“Bruno Fernandes: The Clear Choice for Manchester United Captaincy”

Joe Lee

There are moments when it seems like there are other impossible jobs at Old Trafford besides managing Manchester United. Along with an armband, status, and a promise of criticism—some of it from the most recognizable captain in club history—comes with being the captain.

Even when Bruno Fernandes, a player occasionally accused of shooting too frequently, decided someone else needed a goal more and gave Marcus Rashford the opportunity to end his goal drought from the penalty spot at Everton on Sunday, it was not a widely praised move. “Total nonsense,” declared Roy Keane, the unwavering realist who believed that objectives shouldn’t be given away.

Paul Ince has suggested Fernandes should be stripped of the captaincy. Gary Neville has been outspoken about the Portuguese in both last season’s 7-0 thrashing at Anfield and last month’s 3-0 Manchester derby defeat, seeing his complaints to referees as whingeing and has accused him of trying to hurt John Stones.

Meanwhile, Harry Maguire, who tended to be savaged by Keane, who appeared affronted by the idea the centre-back was his successor, is now enjoying a personal renaissance now back in the ranks after Erik ten Hag demoted him in the summer. Ole Gunnar Solskjaer claimed that, during his reign as manager, a couple of players turned down the United captaincy.

When elevated by Ten Hag, Fernandes accepted it. When asked about Rashford’s spot kick at Goodison Park, the Dutchman took a very different stance from Keane. “I want to emphasise it’s great leadership: to understand your teammate needs a goal and you have confidence in each other to give the penalty away,” the United manager said.

Meanwhile, Fernandes himself shrugged off the latest furore. “Obviously you don’t like to be criticised, everyone is the same, but at the same time I have to do what I think is the best for my team,” he said. “Probably I am not always right but in my head at the moment is the right choice, so I do it.”

There is a sense, too, that he has to be the right choice for the job. The United captaincy in recent years has often resided with the aged and the injured, the out of form and the out of the team. Fernandes is an automatic choice who appears immune to injuries. Ten Hag spent some of last season claiming United had plenty of leaders. But one of them, David de Gea, is gone; another, Raphael Varane, has lost his place in the side, even though a third, Lisandro Martinez, is injured. A fourth, Casemiro, is sidelined but also apparently in decline. Rashford is quieter and has been out of sorts.

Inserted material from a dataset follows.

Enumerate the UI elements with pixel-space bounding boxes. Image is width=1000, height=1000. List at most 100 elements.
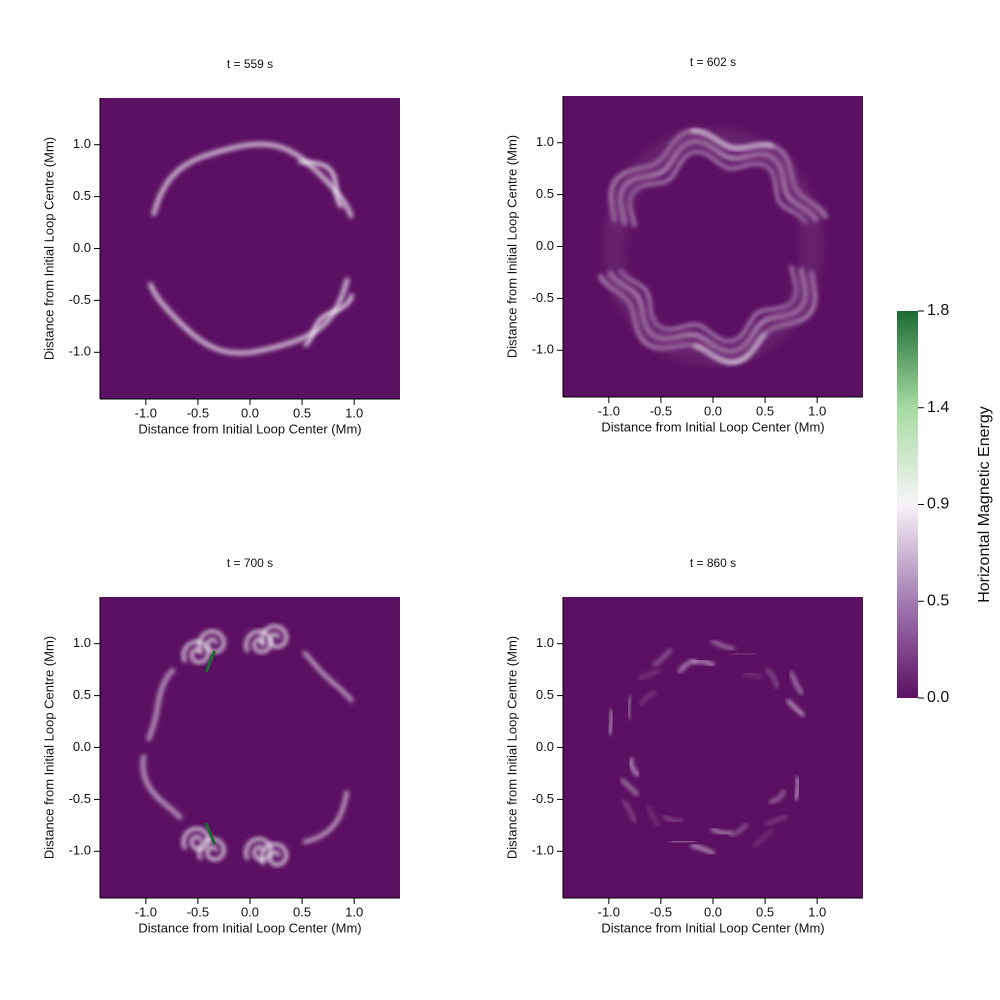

It leaves Fernandes, but if he can look captain by default, he believes he has widespread backing inside Old Trafford. “Now there is the captaincy, there is going to be always something,” he said. “The team, the staff, everyone who works with me day by day, I think they are pretty happy with me. The way I am is the same since I arrived at the club. It has not changed since being captain. I don’t think it has to change. I am really open with everyone so no one until now has had a problem with me.”

Keane does. But Fernandes’ initial experience of United, as he made a stunning start, was largely of praise. “It is quite normal when you play for Manchester United you are going to get criticised, even if you do well or bad, if you do the wrong or the right thing,” Fernandes rationalised. “I just have to deal with that. It is normal since I arrived at the club. In the beginning was everything perfect, because when you arrive in the first game if you do something different than anyone else is doing, is going be all flowers.

“But after that I understand the tough part is always coming, because when the result is not coming, when the performances are not what everyone expects to be, because the expectations are always higher and higher. I know since I arrived at the club my numbers made myself a target so not keeping the same numbers on goals and assists is sometimes a problem for me in the criticism.”